Sumatra est la sixième plus grande île du monde et l’un des derniers endroits où l’on peut croiser des orangs-outans, des tigres, des rhinocéros et des éléphants à l’état sauvage — tous sur la même masse terrestre. C’est aussi l’une des destinations les plus exigeantes d’Indonésie : les distances sont immenses, l’infrastructure est inégale, et la jungle ne négocie pas. Mais pour les voyageurs disposés à accepter les frictions, Sumatra offre des expériences introuvables ailleurs en Asie du Sud-Est.
Bukit Lawang, au nord de Sumatra, est l’endroit le plus accessible pour observer des orangs-outans sauvages. Le parc national de Gunung Leuser propose des treks allant de quelques heures à des camps de plusieurs jours en pleine jungle, où l’on dort sous des tentes au bord des rivières et où l’on se réveille au son des gibbons. Les orangs-outans ici sont semi-sauvages — des animaux réhabilités qui ont regagné la forêt mais s’approchent parfois du sentier. Voir une mère et son petit se déplacer dans la canopée au-dessus de soi, entièrement à leur propre rythme, est l’un de ces moments avec la faune sauvage qui recalibre durablement le sens de ce qui compte vraiment. Je me souviens d’être resté sous la pluie sur un sentier de jungle abrupt, la nuque tendue vers le haut, à regarder une femelle orang-outan construire un nid pour dormir avec des branches — méthodique, sans hâte, totalement indifférente au Français trempé en dessous d’elle. Cette image ne m’a pas quitté.

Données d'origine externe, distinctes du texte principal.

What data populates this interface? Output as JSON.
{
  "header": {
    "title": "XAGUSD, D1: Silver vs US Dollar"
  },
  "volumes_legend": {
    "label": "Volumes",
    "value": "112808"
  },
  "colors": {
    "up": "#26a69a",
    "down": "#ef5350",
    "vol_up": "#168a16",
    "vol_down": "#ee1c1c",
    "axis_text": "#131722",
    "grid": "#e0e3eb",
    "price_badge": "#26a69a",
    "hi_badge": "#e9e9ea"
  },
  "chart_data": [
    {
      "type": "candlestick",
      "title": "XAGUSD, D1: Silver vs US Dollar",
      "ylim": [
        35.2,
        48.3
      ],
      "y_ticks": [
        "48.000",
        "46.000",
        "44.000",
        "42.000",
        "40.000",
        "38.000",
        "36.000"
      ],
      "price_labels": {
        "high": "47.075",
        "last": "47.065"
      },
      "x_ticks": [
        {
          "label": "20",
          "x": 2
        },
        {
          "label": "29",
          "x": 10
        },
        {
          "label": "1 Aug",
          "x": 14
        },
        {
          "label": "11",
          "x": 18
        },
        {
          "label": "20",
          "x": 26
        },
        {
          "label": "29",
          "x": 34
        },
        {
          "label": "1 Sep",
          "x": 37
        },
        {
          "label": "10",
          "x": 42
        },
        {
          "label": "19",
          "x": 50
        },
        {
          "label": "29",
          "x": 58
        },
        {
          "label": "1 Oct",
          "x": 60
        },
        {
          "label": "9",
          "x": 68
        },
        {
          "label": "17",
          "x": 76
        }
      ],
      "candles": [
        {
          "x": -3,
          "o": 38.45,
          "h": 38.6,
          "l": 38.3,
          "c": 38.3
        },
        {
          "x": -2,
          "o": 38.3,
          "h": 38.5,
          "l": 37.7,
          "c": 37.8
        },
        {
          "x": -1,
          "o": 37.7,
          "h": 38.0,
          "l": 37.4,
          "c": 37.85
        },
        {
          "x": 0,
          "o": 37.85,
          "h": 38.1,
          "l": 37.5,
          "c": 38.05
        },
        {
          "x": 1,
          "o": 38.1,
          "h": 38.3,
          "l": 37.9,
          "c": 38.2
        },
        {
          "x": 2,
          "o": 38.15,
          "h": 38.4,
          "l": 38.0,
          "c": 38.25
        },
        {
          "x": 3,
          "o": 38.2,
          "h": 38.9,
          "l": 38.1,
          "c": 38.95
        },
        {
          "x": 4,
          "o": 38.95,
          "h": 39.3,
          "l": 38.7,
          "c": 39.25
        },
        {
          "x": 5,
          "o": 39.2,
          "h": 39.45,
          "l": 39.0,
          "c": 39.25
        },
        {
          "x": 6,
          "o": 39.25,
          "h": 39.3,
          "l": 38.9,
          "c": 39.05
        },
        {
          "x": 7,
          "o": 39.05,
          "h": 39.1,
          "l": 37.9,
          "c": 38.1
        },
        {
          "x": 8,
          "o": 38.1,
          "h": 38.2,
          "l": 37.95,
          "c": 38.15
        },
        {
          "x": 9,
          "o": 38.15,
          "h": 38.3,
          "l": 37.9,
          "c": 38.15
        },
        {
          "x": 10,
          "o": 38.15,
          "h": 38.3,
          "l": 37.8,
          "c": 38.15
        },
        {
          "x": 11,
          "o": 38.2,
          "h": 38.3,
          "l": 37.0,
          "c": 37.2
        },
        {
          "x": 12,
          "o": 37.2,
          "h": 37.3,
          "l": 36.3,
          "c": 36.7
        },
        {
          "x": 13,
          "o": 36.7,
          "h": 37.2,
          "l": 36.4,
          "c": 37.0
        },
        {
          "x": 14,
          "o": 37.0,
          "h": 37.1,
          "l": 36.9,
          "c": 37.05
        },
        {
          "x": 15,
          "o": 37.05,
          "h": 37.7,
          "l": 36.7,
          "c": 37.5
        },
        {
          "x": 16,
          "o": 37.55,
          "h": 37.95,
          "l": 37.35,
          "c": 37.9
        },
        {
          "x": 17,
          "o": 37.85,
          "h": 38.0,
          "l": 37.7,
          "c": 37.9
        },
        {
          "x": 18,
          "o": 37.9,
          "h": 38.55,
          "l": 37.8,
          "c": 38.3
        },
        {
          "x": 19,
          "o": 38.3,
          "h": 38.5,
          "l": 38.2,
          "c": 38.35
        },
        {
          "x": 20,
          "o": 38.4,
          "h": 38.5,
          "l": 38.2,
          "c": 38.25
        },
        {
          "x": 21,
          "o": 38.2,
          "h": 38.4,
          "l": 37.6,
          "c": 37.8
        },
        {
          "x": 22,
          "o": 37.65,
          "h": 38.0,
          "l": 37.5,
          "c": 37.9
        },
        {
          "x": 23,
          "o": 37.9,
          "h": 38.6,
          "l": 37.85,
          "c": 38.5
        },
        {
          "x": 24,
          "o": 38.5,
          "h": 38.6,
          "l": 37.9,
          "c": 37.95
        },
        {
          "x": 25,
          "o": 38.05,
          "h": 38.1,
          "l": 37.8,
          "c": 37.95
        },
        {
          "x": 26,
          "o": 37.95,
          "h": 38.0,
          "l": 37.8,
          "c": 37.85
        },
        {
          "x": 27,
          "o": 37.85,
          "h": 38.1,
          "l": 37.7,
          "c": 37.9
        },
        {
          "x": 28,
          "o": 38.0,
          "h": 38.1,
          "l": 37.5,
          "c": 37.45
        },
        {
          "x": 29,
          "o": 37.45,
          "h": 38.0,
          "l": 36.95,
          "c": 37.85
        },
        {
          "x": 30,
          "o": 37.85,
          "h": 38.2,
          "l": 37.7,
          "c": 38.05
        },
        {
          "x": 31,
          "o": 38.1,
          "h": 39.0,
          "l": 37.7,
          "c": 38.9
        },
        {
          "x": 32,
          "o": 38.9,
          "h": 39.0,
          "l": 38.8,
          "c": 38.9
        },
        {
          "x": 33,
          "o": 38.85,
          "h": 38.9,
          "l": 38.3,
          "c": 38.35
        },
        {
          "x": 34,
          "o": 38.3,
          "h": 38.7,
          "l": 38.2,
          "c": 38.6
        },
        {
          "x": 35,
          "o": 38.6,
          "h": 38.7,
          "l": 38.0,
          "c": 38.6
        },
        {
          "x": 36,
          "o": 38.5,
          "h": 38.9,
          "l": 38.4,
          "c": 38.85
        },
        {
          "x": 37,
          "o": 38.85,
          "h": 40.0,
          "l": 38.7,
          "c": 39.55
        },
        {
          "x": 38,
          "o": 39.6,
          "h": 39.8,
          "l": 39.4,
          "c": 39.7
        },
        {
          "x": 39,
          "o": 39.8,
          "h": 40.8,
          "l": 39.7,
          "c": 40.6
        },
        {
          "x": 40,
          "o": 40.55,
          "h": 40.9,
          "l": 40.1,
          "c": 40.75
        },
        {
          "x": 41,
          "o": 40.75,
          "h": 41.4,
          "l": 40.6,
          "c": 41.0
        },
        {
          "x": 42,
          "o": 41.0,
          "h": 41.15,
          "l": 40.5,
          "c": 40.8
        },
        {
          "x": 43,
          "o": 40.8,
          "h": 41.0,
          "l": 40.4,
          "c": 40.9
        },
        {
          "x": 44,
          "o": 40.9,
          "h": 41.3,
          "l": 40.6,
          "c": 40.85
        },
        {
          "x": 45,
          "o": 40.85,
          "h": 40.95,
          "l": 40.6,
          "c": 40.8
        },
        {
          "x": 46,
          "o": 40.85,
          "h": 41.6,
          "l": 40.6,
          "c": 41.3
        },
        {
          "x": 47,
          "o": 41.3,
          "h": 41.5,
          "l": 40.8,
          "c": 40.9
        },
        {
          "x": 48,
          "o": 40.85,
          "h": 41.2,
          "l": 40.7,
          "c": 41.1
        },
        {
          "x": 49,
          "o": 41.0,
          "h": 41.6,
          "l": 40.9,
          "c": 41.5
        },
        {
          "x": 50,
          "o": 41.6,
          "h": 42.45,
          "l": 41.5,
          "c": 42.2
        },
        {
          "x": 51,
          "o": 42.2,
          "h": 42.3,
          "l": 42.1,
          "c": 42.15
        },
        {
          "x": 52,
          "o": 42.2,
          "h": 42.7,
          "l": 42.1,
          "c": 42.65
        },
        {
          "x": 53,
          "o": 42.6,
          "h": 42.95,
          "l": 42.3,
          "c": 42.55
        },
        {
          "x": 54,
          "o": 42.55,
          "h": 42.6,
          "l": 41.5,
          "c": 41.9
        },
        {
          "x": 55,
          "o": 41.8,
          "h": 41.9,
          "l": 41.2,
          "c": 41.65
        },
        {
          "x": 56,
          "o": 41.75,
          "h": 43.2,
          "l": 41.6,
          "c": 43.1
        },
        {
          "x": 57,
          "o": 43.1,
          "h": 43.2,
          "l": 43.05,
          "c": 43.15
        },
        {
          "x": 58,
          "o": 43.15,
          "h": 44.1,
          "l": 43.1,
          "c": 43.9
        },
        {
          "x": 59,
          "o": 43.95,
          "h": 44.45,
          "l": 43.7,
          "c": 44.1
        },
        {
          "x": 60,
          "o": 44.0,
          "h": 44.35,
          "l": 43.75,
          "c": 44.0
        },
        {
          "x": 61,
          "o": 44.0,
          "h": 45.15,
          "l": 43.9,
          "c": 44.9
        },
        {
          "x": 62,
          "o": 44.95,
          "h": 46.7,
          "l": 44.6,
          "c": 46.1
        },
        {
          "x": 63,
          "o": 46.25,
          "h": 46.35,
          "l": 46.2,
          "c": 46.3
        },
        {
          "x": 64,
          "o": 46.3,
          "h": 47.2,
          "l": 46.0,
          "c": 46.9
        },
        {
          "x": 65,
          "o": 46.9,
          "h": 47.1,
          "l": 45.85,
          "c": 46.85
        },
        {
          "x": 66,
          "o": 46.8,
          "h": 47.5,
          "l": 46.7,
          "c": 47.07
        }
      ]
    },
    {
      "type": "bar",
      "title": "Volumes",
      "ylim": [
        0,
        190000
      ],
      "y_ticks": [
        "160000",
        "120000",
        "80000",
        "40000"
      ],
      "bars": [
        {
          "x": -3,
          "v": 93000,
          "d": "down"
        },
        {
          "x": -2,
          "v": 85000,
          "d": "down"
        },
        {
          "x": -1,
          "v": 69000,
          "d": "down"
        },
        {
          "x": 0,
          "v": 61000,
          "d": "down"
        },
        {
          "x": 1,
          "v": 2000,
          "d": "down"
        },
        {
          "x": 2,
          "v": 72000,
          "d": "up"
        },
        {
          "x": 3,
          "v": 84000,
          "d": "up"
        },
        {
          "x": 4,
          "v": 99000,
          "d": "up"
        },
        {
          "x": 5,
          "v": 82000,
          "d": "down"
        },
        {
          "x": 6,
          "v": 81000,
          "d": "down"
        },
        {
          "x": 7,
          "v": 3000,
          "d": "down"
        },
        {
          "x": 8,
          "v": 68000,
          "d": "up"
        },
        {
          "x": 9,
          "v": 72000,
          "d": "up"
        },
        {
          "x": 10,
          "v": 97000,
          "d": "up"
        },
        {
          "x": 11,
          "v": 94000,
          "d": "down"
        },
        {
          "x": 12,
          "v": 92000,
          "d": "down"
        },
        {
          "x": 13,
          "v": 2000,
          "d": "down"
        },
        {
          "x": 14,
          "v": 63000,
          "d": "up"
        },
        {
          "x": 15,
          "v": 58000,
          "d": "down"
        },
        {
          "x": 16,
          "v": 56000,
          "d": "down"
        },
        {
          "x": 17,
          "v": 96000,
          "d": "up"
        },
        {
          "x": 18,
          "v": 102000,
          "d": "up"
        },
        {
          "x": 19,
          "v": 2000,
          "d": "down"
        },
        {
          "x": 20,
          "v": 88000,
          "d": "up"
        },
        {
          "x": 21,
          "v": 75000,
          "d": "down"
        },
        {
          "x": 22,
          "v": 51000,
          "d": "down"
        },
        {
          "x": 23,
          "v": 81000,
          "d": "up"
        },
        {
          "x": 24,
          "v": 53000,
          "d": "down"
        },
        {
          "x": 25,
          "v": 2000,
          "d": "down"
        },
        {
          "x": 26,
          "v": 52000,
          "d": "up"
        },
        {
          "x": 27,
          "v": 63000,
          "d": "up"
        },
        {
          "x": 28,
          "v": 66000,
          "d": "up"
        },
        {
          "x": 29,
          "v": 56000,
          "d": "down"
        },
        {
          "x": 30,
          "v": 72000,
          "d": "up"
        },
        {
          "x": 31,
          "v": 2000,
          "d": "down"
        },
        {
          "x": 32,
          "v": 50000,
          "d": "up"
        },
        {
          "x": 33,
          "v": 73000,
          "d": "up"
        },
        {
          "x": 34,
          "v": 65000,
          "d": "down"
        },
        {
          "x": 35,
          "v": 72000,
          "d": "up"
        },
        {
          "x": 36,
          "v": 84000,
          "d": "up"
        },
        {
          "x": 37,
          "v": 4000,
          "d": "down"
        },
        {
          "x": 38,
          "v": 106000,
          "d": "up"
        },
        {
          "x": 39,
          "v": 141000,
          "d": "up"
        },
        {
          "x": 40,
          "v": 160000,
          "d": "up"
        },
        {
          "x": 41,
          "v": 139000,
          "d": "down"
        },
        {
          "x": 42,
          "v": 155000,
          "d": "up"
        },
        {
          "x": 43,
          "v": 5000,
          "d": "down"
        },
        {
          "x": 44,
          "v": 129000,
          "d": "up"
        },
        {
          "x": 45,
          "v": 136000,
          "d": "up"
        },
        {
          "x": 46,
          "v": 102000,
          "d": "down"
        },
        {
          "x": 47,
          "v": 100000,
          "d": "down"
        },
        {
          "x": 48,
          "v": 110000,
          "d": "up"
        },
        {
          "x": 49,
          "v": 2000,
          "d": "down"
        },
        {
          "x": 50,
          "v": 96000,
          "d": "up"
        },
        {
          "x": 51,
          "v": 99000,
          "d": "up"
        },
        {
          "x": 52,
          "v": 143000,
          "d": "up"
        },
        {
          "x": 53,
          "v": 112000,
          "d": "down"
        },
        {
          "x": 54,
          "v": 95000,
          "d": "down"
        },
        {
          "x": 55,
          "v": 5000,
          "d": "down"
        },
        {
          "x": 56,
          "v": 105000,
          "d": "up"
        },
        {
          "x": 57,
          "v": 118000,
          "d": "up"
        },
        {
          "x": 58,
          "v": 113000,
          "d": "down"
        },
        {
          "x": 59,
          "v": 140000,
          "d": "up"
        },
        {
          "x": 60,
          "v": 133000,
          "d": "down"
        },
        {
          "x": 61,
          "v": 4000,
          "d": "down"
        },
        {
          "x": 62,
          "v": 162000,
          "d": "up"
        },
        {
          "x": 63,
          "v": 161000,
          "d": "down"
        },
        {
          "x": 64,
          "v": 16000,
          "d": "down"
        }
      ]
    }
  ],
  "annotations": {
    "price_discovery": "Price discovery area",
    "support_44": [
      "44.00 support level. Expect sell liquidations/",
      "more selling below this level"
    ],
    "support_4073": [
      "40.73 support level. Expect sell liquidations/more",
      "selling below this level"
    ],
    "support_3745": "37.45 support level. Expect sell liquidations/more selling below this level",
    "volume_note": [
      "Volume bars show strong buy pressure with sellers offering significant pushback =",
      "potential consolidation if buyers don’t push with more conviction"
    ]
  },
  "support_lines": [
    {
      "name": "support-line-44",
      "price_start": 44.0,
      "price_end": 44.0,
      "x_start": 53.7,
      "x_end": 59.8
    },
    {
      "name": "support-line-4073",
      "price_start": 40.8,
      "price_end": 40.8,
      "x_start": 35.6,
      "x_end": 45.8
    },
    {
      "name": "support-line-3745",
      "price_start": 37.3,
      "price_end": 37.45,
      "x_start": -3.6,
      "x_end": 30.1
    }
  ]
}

Le lac Toba est le plus grand lac volcanique du monde — un cratère formé par une éruption supervolcanique il y a 74 000 ans qui a failli mettre fin à l’espèce humaine. Aujourd’hui, il est paisible jusqu’au surréel : un vaste lac bleu, un air frais (il est à 900 mètres d’altitude) et l’île de Samosir en son centre, où le peuple Batak entretient une culture d’architecture en bois élaborée, de musique rituelle et d’une cuisine construite autour du poivre andaliman, brûlant et enivrant. Logez à Tuk Tuk, sur Samosir. Louez une moto. Faites le tour de l’île. Mangez dans les restaurants au bord du lac où le poisson était encore dans l’eau le matin même. La culture Batak est l’une des plus fascinantes d’Indonésie — une structure sociale complexe de clans, une tradition de sculpture sur bois élaborée et un patrimoine musical qui comprend le gondang, un orchestre de percussions utilisé lors de cérémonies pouvant durer plusieurs jours. Les tombeaux en pierre des rois Batak sur Samosir méritent d’être cherchés ; leur ornementation témoigne d’une culture qui a pris la mort aussi au sérieux que la vie.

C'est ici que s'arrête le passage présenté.